My last post – Kicking off social software in Sara’s elementary school illustrated how Six Graders – 11 & 12 year-olds, were quick to adopt social software in their elementary school. Now that they had some fun over the holidays, the real work needs to start.
In order to make myself perfectly clear, I created an internal wiki page for them called The Project’s 5 Ws. Basically, the students had already agreed to:
The Deliverable is the modified version of Cynapse’s Best Practices Guide, entitled Cynapse’s Best Practices Guide for Elementary School Students. The Students will work in teams and collaborate on modifying the existing content to suit their own scenarios / use cases / user stories, so that other students can benefit from their experiences and ease their adoption of social software.

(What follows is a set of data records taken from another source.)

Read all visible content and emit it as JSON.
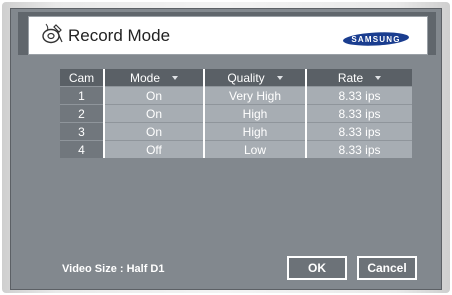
{
  "dialog": {
    "title": "Record Mode",
    "brand": "SAMSUNG"
  },
  "table": {
    "headers": [
      "Cam",
      "Mode",
      "Quality",
      "Rate"
    ],
    "rows": [
      {
        "cam": "1",
        "mode": "On",
        "quality": "Very High",
        "rate": "8.33 ips"
      },
      {
        "cam": "2",
        "mode": "On",
        "quality": "High",
        "rate": "8.33 ips"
      },
      {
        "cam": "3",
        "mode": "On",
        "quality": "High",
        "rate": "8.33 ips"
      },
      {
        "cam": "4",
        "mode": "Off",
        "quality": "Low",
        "rate": "8.33 ips"
      }
    ]
  },
  "footer": {
    "video_size": "Video Size : Half D1",
    "ok_label": "OK",
    "cancel_label": "Cancel"
  },
  "colors": {
    "panel_bg": "#82888e",
    "header_bg": "#5a6066",
    "cell_bg": "#a7adb3",
    "cam_cell_bg": "#71777d",
    "button_bg": "#6c7278",
    "brand_logo_bg": "#1a3d8f"
  },
  "icons": {
    "title": "record-settings-icon",
    "sort": "triangle-down-icon"
  }
}
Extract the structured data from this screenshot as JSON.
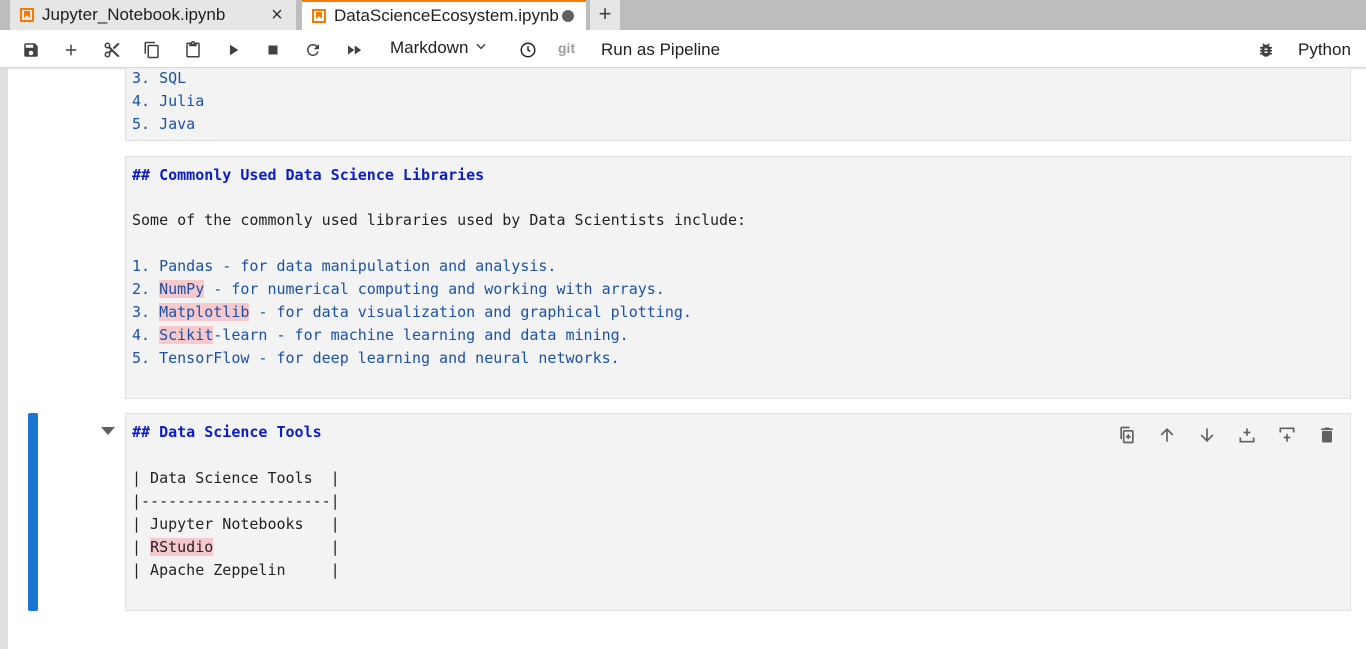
{
  "tabs": [
    {
      "label": "Jupyter_Notebook.ipynb",
      "close": "×"
    },
    {
      "label": "DataScienceEcosystem.ipynb"
    }
  ],
  "tab_add": "+",
  "toolbar": {
    "cell_type": "Markdown",
    "git": "git",
    "pipeline": "Run as Pipeline",
    "kernel": "Python"
  },
  "cell1": {
    "lines": [
      "3. SQL",
      "4. Julia",
      "5. Java"
    ]
  },
  "cell2": {
    "heading": "## Commonly Used Data Science Libraries",
    "intro": "Some of the commonly used libraries used by Data Scientists include:",
    "items": [
      {
        "num": "1. ",
        "name": "Pandas",
        "desc": " - for data manipulation and analysis."
      },
      {
        "num": "2. ",
        "name": "NumPy",
        "desc": " - for numerical computing and working with arrays."
      },
      {
        "num": "3. ",
        "name": "Matplotlib",
        "desc": " - for data visualization and graphical plotting."
      },
      {
        "num": "4. ",
        "name": "Scikit",
        "desc": "-learn - for machine learning and data mining."
      },
      {
        "num": "5. ",
        "name": "TensorFlow",
        "desc": " - for deep learning and neural networks."
      }
    ]
  },
  "cell3": {
    "heading": "## Data Science Tools",
    "table": [
      {
        "pre": "| Data Science Tools  |",
        "word": "",
        "post": ""
      },
      {
        "pre": "|---------------------|",
        "word": "",
        "post": ""
      },
      {
        "pre": "| Jupyter Notebooks   |",
        "word": "",
        "post": ""
      },
      {
        "pre": "| ",
        "word": "RStudio",
        "post": "             |"
      },
      {
        "pre": "| Apache Zeppelin     |",
        "word": "",
        "post": ""
      }
    ]
  },
  "colors": {
    "accent": "#f57c00",
    "active_cell": "#1976d2",
    "markdown_heading": "#0b1dc9",
    "list_text": "#1a52a8",
    "spell_highlight": "#f7c9cd"
  }
}
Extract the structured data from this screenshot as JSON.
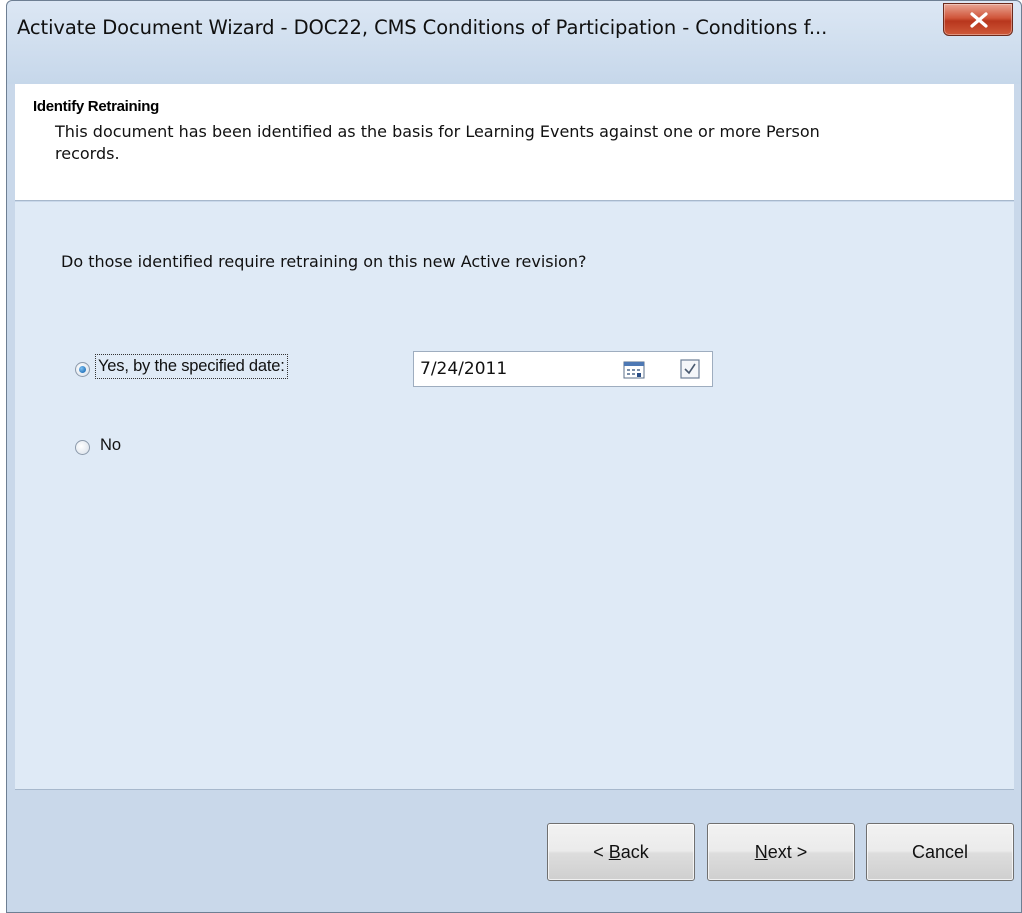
{
  "window": {
    "title": "Activate Document Wizard - DOC22, CMS Conditions of Participation - Conditions f..."
  },
  "header": {
    "title": "Identify Retraining",
    "description": "This document has been identified as the basis for Learning Events against one or more Person records."
  },
  "body": {
    "question": "Do those identified require retraining on this new Active revision?",
    "options": [
      {
        "label": "Yes, by the specified date:",
        "selected": true
      },
      {
        "label": "No",
        "selected": false
      }
    ],
    "date_value": "7/24/2011"
  },
  "buttons": {
    "back": {
      "accel": "B",
      "rest": "ack",
      "prefix": "< "
    },
    "next": {
      "accel": "N",
      "rest": "ext >"
    },
    "cancel": "Cancel"
  },
  "colors": {
    "background": "#dfeaf6",
    "header_background": "#ffffff",
    "close_button": "#c7442b"
  },
  "icons": {
    "close": "close-icon",
    "calendar": "calendar-icon",
    "checkbox": "checkbox-icon"
  }
}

Deliver The Deliverable within 3 months & their elementary school will continue offering the social software service.
While I’ve only presented 3 Lunch & Learns so far, I fully intend to retire in the very near future. While I do love presenting, demoing & fielding their questions, or, concerns, I think it’s time for them to step-up & take over. There are 13 features – like blogs, wikis, calendar events, status logs, etc. for the students to document. I explained the concept & values of Agile self-organized teams & gave them until next week to decide which features they want to adopt ownership for. So next week should be my last official Lunch & Learn. From then on, the students will take turns presenting, demoing & fielding their own questions, or, concerns.
In addition, I asked them to start blogging about their everyday experiences, including those using/adopting Cynapse‘s cyn.in social software. The more content they contribute, the easier it will be for everyone to succeed.
In conclusion, I gave them a very quick introduction into Cynapse’s content management – wiki editing & version control. I meant to record my demo but unfortunately, didn’t have the connector for my laptop, so I used the teacher’s laptop instead – which didn’t have Jing – screen recording software, installed. I suggested it would be a nice surprise if we were able to deliver less-than-5-minutes How-To videos – like the one above & offered to help them out.
What do think? Will this small group of 11 and 12-year-olds succeed?